И жизнь скорее усложнялась, чем упрощалась. Во-первых, на работе начали что-то замечать. Еще не подходили и не спрашивали в лоб, но я ловила на себе случайные взгляды в женском туалете, а в кафетерии, когда я входила туда, разговоры, бывало, смолкали.
Как-то во второй половине дня к моему столу подкатилась Габби. Она затаила на меня зло с осени, когда мой большущий материал о Макси открыл воскресный номер «Икзэминер», к огромной радости руководства редакции. Главный редактор просто сиял, потому что мы оказались единственной газетой Восточного побережья, которой удалось взять у Макси интервью, не говоря уж о том, что только для нас она столь откровенно рассказала о своей жизни, своих целях, своих неудачных романах. Я получила как премию, так и письменную похвалу главного редактора, которую, конечно же, повесила на стене моей клетушки.
Но то, что радовало меня, огорчало Габби. И настроение у нее не улучшилось, когда мне предложили написать статью о вручении «Грэмми», а ей – готовить некролог, посвященный Энди Руни[56], состояние которого резко ухудшилось.

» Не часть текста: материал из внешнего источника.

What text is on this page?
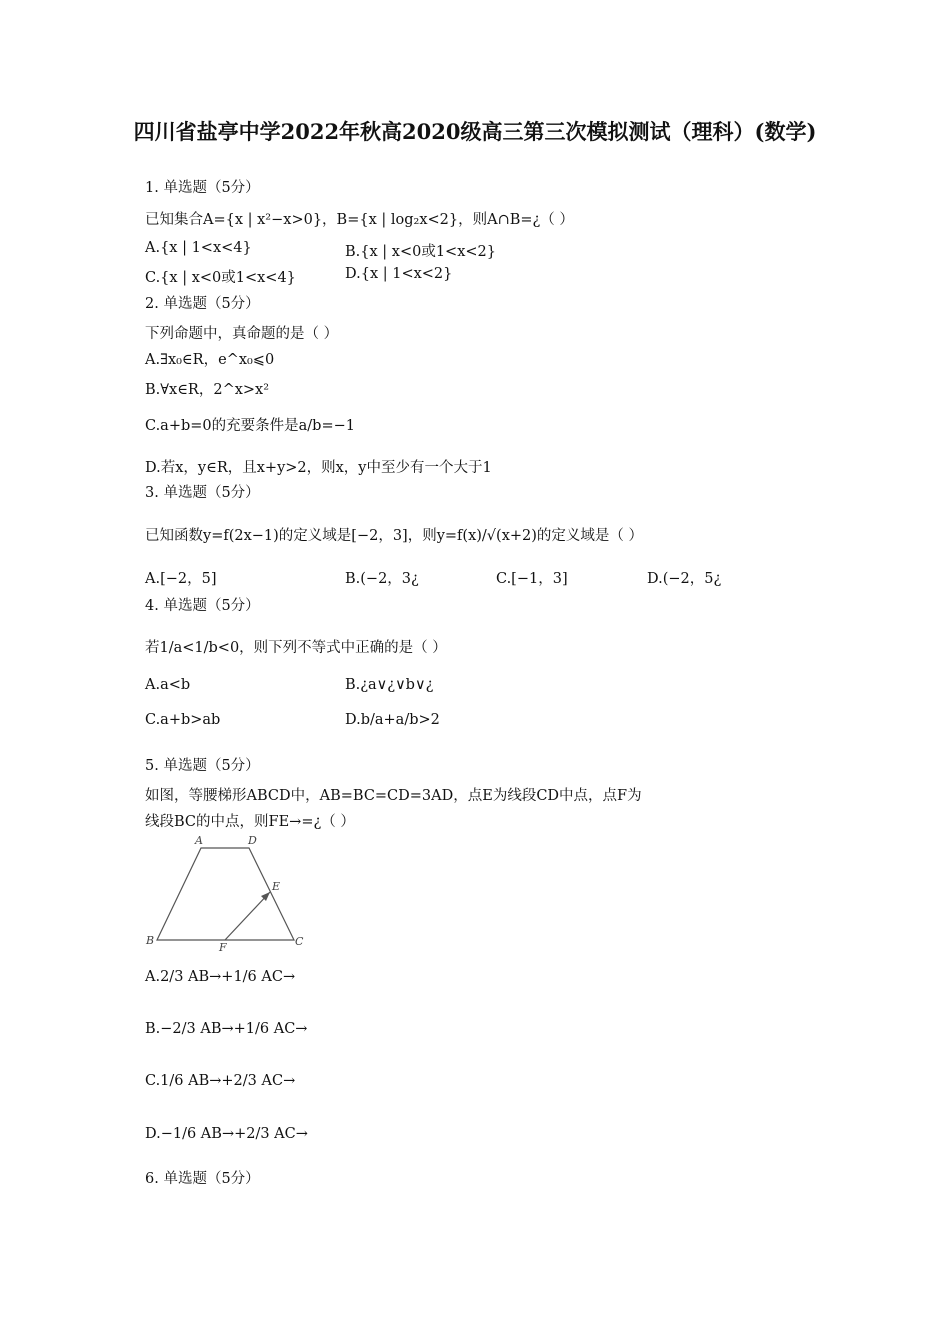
四川省盐亭中学2022年秋高2020级高三第三次模拟测试（理科）(数学)
1. 单选题（5分）
已知集合A={x | x²−x>0}，B={x | log₂x<2}，则A∩B=¿（ ）
A.{x | 1<x<4}	B.{x | x<0或1<x<2}
C.{x | x<0或1<x<4}	D.{x | 1<x<2}
2. 单选题（5分）
下列命题中，真命题的是（ ）
A.∃x₀∈R，e^x₀⩽0
B.∀x∈R，2^x>x²
C.a+b=0的充要条件是a/b=−1
D.若x，y∈R，且x+y>2，则x，y中至少有一个大于1
3. 单选题（5分）
已知函数y=f(2x−1)的定义域是[−2，3]，则y=f(x)/√(x+2)的定义域是（ ）
A.[−2，5]	B.(−2，3¿	C.[−1，3]	D.(−2，5¿
4. 单选题（5分）
若1/a<1/b<0，则下列不等式中正确的是（ ）
A.a<b	B.¿a∨¿∨b∨¿
C.a+b>ab	D.b/a+a/b>2
5. 单选题（5分）
如图，等腰梯形ABCD中，AB=BC=CD=3AD，点E为线段CD中点，点F为
线段BC的中点，则FE→=¿（ ）
A	D
E
B
F	C
A.2/3 AB→+1/6 AC→
B.−2/3 AB→+1/6 AC→
C.1/6 AB→+2/3 AC→
D.−1/6 AB→+2/3 AC→
6. 单选题（5分）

– Ты набираешь вес? – спросила она.
Я решила не давать прямого ответа, как советовал журнал «Редбук» в статье «10 рекомендаций в общении с неприятными людьми», чувствуя при этом, как навострили уши сидящие в соседних клетушках.
– Какой странный вопрос. А почему тебя это интересует? Габби сверлила меня взглядом, не желая отвлекаться от темы.
– Ты выглядишь иначе.
– То есть ты хочешь сказать, – я четко следовала инструкциям «Редбука», – что для тебя очень важно, чтобы я выглядела одинаково?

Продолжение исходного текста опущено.